U.S. House should support path to citizenship

column-John-Keller-MUG-cby John Keller
Special to Sun Thisweek
Dakota County Tribune

There is consensus on fixing the broken immigration system in Minnesota and the 2nd District.

In the two decades since our country last updated our immigration system, voices for reform have grown beyond traditional political alliances. Bibles, Badges and Businesses, www.bbbimmigration.org, has come together in a unique way to support reform. Businesses need reform to modernize our outdated immigration system so that it matches 21st century economic realities. This reform would allow them to grow their businesses with both citizens and hard-working immigrants at the very moment baby boomers in Minnesota and nationally retire in record numbers. Evangelical Christians and nearly all major faith groups cite the moral imperative of fixing a broken system that currently separates U.S. citizen children from parents. Finally, law enforcement supports helping the undocumented come out of the shadows, get registered with the government, and strengthen our economy and neighborhoods.

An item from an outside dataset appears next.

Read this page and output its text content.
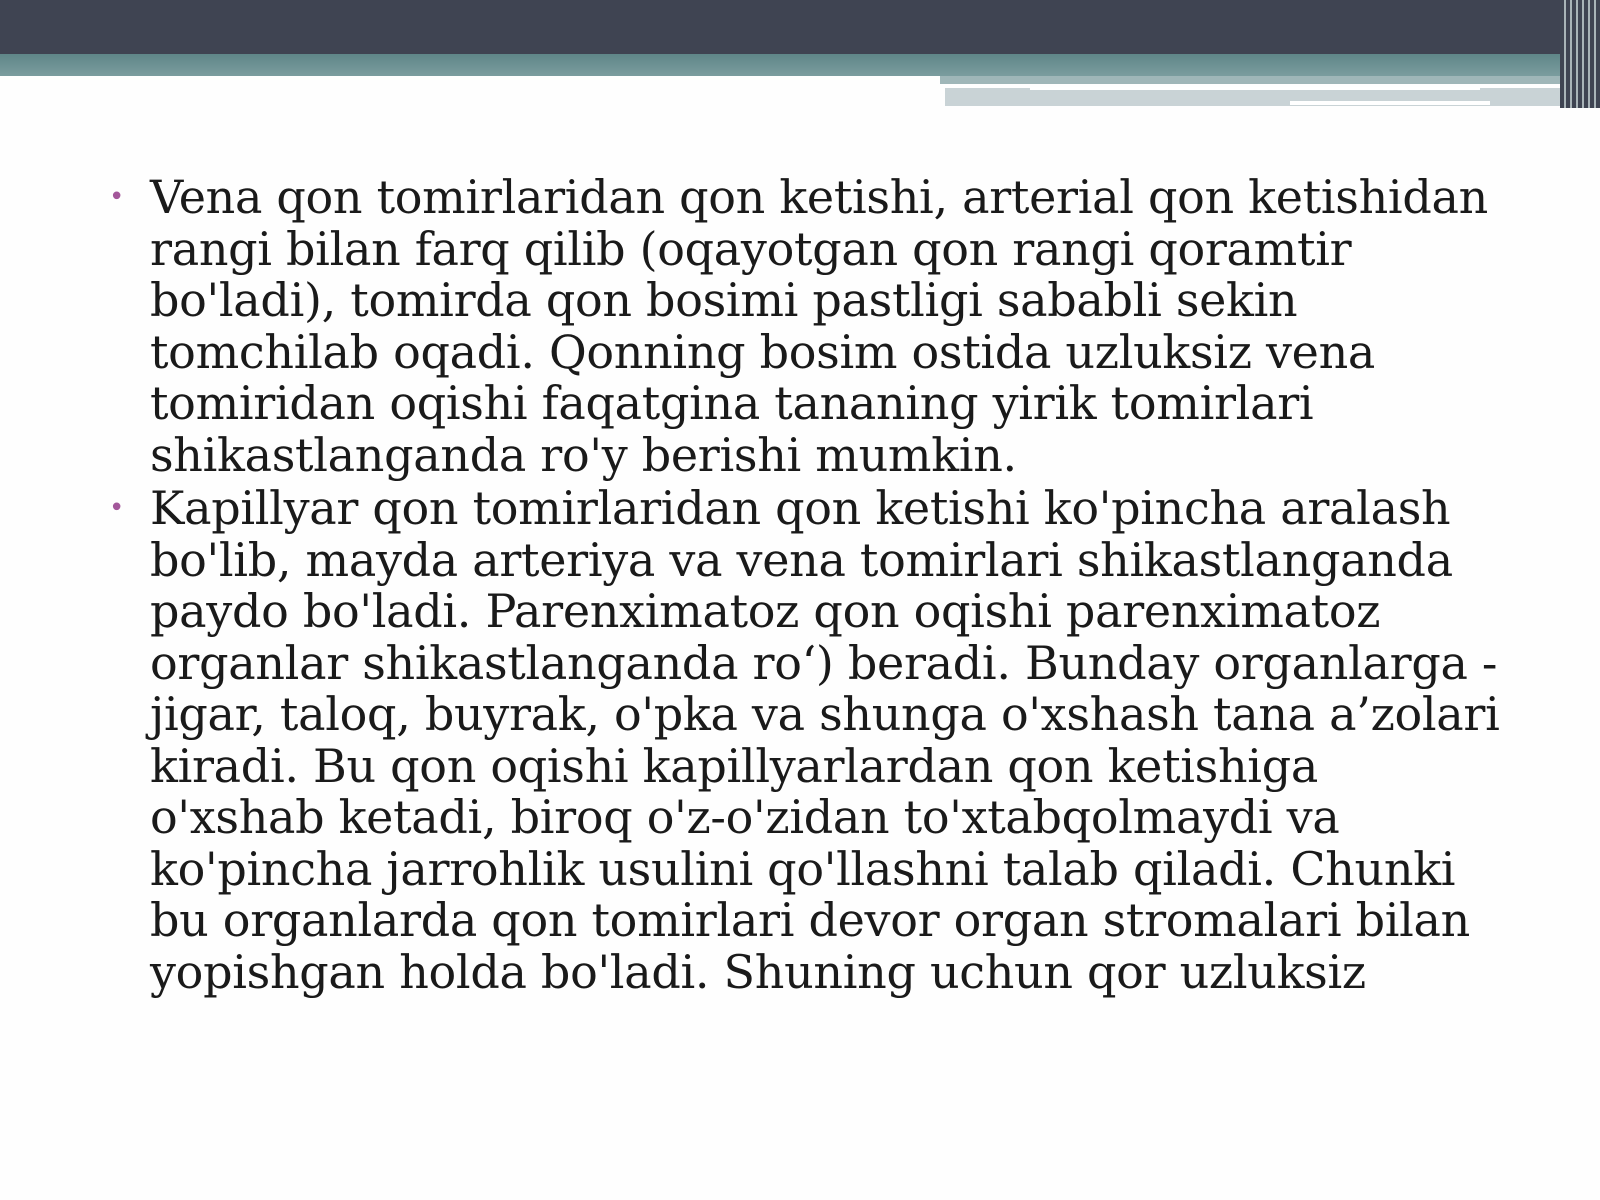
• Vena qon tomirlaridan qon ketishi, arterial qon ketishidan rangi bilan farq qilib (oqayotgan qon rangi qoramtir bo'ladi), tomirda qon bosimi pastligi sababli sekin tomchilab oqadi. Qonning bosim ostida uzluksiz vena tomiridan oqishi faqatgina tananing yirik tomirlari shikastlanganda ro'y berishi mumkin.
• Kapillyar qon tomirlaridan qon ketishi ko'pincha aralash bo'lib, mayda arteriya va vena tomirlari shikastlanganda paydo bo'ladi. Parenximatoz qon oqishi parenximatoz organlar shikastlanganda ro‘) beradi. Bunday organlarga - jigar, taloq, buyrak, o'pka va shunga o'xshash tana a’zolari kiradi. Bu qon oqishi kapillyarlardan qon ketishiga o'xshab ketadi, biroq o'z-o'zidan to'xtabqolmaydi va ko'pincha jarrohlik usulini qo'llashni talab qiladi. Chunki bu organlarda qon tomirlari devor organ stromalari bilan yopishgan holda bo'ladi. Shuning uchun qor uzluksiz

As executive director of the Immigrant Law Center of Minnesota, I am a member of a coalition of 35 Minnesota business, faith, labor, legal and community organizations working together for common sense immigration reform in 2013.  I have had the privilege of witnessing these diverse groups, which range from the Minnesota Chamber of Commerce and dairy farmers to the Minnesota Catholic Conference and Evangelicals to the AFL-CIO and SEIU, unite for the common good around one single issue: fixing our broken immigration system. These disparate voices worked hard to help create the momentum that led the Senate to overwhelmingly (68 votes) pass bipartisan immigration reform with an earned pathway to citizenship in June. Now, the nation waits for serious and committed action in the House of Representatives to reform all aspects of a system that nearly everyone agrees is broken.

Like on many key issues, the citizens of the U.S. are ahead of many politicians. Voters have reached consensus to fix the system regardless of party affiliation. In my district, Minnesota’s 2nd, Public Policy Polling recently found that 77 percent of voters — Republicans, Democrats, and Independents — all wanted to see action on immigration reform this year. In the same poll, the bill passed by the Senate which includes a rigorous, 13-year pathway to citizenship received support from 66 percent of 2nd District Republican voters.

These polls are backed up by my personal experience talking with 2nd District voters about the need for reform. In early August, more than 20 volunteers knocked on doors in Burnsville and had over 100 conversations about immigration reform. Almost all the neighbors we spoke to acknowledged that the status quo is unacceptable and agreed Congress needs to change our broken system. The key to such broad ranging support lies in the details of the biggest portion of the Senate bill’s compromise – a road map to earned legal status and eventual citizenship for undocumented immigrants. This tough but fair compromise sets out a 13-year process requiring the undocumented to pass several background checks, pay any outstanding taxes and over $2,000 in fines and fees, pass an English and civics examination, and prove continuous employment in the U.S.

With such overwhelming consensus, U.S. Rep. Kline, R-Burnsville, and the House of Representatives must act in 2013 to bring a vote on all aspects of our broken system, especially on the issue of creating a system where immigrants can eventually become the U.S. citizens they aspire to be.

John Keller is executive director of the Immigrant Law Center of Minnesota. Columns reflect the opinion of the author.